穂乃果の好きと私の好きはきっと違うのに。
穂乃果の好きはきっと友達としてとか同じμ'sのメンバーとしての好きだと思う。
でも私の好きは……。
「……そうね、嫌いじゃないわ。でも穂乃果とは違うわ」
"ガチャ"
何だかんだで穂乃果にくっつかれたまま部室に着くと私たち二人以外はもうみんなそろっていた。
「あんたたち、遅いわよ。一体何してたのよ? ライブまで後ちょっとなのよ」
「ごめんね、にこちゃん。そんなに怒らないで、すぐに準備しちゃうから」
「ちょっと、そう言いながら抱きついてこないでよ。早く準備しなさい。暑苦しいからとっとと離れろ」
私から離れてにこちゃんに抱きつく穂乃果。
そう、穂乃果は私だけじゃなく他のメンバーにもよくくっついているし、好きと言っている。
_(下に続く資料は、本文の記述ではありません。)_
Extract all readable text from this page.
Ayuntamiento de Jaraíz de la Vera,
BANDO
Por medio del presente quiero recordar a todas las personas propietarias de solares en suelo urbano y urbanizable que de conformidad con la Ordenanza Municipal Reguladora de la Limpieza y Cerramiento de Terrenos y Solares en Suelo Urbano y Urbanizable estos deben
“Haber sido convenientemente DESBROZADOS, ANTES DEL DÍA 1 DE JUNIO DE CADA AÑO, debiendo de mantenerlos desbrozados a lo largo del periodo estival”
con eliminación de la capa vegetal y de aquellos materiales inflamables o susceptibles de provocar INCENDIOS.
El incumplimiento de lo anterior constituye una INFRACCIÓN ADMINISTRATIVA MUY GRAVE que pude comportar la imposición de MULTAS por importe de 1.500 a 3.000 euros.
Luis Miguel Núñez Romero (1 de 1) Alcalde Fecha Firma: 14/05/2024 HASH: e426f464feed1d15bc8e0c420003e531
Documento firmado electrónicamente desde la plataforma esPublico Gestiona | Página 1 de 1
穂乃果のそれはスキンシップやコミュニケーションにしかすぎないとわかっている。
でもいつか穂乃果の特別な存在になれたらいいのに。
その元気な笑顔をもっと私に向けてほしいって思うのはわがままなのかしら。
「真姫ちゃん、穂乃果ちゃんが離れて残念そうな顔してるにゃー」
「凛なに言ってるのよ。私は別にそんな顔してないし……」
「そんな顔で言っても説得力ないにゃ」
凛にからかわれていると
「真姫ちゃん、ちゃんと言わないと穂乃果ちゃんには伝わらないよ?」
「そうですよ。特に穂乃果はそういうことには鈍いですから」
ことりと海未の二人に小声でそう言われた。
彼女をずっと見てきたの幼なじみの二人がいうのだから相当なのだろう。
それに告白してもし断られたりしたらもう元の関係には戻れないかもしれない。
告白して恋人同士になりたいという気持ちの他に、今のままで……この友達として好意を向けられているこの状況でもいいんじゃないかと考えてしまう自分もいる。
「ほら、全員準備が出来たみたいだから屋上に行くわよ」
絵里の一声で今日の部活がはじまったのだった。